In this Special Issue of the journal Built Environment on “Planning for Equitable Urban and Regional Food Systems,” researchers from across the Global North and the Global South explore how planning and design disciplines can use food systems as a lever for broader economic and social transformation in marginalized communities. The eleven articles cover a range of topics, including: the importance of addressing inclusion in planning and design processes, the potential benefits of urban agriculture, and how rapid urbanization is creating unintended consequences in the food retail and food waste management sectors. Guest Editors Samina Raja, Kevin Morgan, and Enjoli Hall frame the issue with an editorial article that outlines three major oversights in planning practice that contribute to inequities and injustices in the food system:
- Efforts to strengthen food systems rarely confront the historical factors that have contributed to a community’s food system failures;
- Mainstream planning and design processes often overlook the voice of the marginalized people such planning efforts are intended to help; and
- Food systems aren’t viewed as being a lever for broader social and economic change and equity.

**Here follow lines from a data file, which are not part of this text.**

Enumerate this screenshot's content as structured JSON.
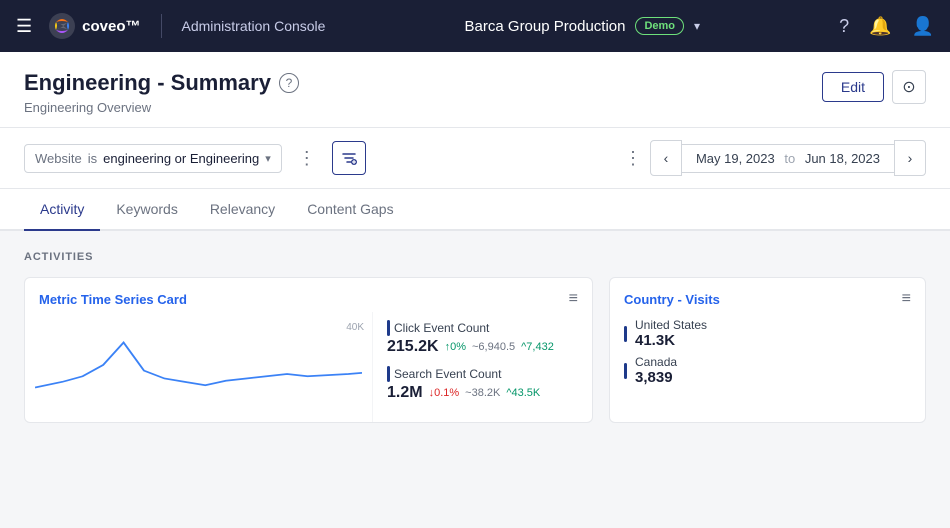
{
  "topnav": {
    "menu_icon": "☰",
    "logo_alt": "Coveo",
    "app_title": "Administration Console",
    "org_name": "Barca Group Production",
    "demo_badge": "Demo",
    "help_icon": "?",
    "bell_icon": "🔔",
    "user_icon": "👤"
  },
  "page": {
    "title": "Engineering - Summary",
    "subtitle": "Engineering Overview",
    "edit_label": "Edit",
    "settings_icon": "⊙"
  },
  "filter_bar": {
    "filter_label": "Website",
    "filter_is": "is",
    "filter_value": "engineering or Engineering",
    "more_icon": "⋮",
    "add_filter_icon": "+",
    "date_prev_icon": "‹",
    "date_next_icon": "›",
    "date_start": "May 19, 2023",
    "date_to": "to",
    "date_end": "Jun 18, 2023"
  },
  "tabs": [
    {
      "id": "activity",
      "label": "Activity",
      "active": true
    },
    {
      "id": "keywords",
      "label": "Keywords",
      "active": false
    },
    {
      "id": "relevancy",
      "label": "Relevancy",
      "active": false
    },
    {
      "id": "content-gaps",
      "label": "Content Gaps",
      "active": false
    }
  ],
  "activities_section": {
    "label": "ACTIVITIES"
  },
  "metric_card": {
    "title": "Metric Time Series Card",
    "chart_label": "40K",
    "metrics": [
      {
        "name": "Click Event Count",
        "value": "215.2K",
        "change1": "↑0%",
        "change2": "~6,940.5",
        "change3": "^7,432"
      },
      {
        "name": "Search Event Count",
        "value": "1.2M",
        "change1": "↓0.1%",
        "change2": "~38.2K",
        "change3": "^43.5K"
      }
    ]
  },
  "country_card": {
    "title": "Country - Visits",
    "countries": [
      {
        "name": "United States",
        "value": "41.3K"
      },
      {
        "name": "Canada",
        "value": "3,839"
      }
    ]
  }
}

Collectively, the papers in the issue raise questions about the nature of planners and designers’ engagement in city and regional food systems, and the ways in which such engagement impacts inclusion, equity, and justice. The authors raise clear, promising, practical ideas for the future of both food systems planning scholarship and practice that draw on unique perspectives and ideas of a broad range of food system stakeholders in diverse settings around the globe.
Access the Special Issue here.
The Special Issue is open access and available free of charge through the support of the National Institute of Food and Agriculture.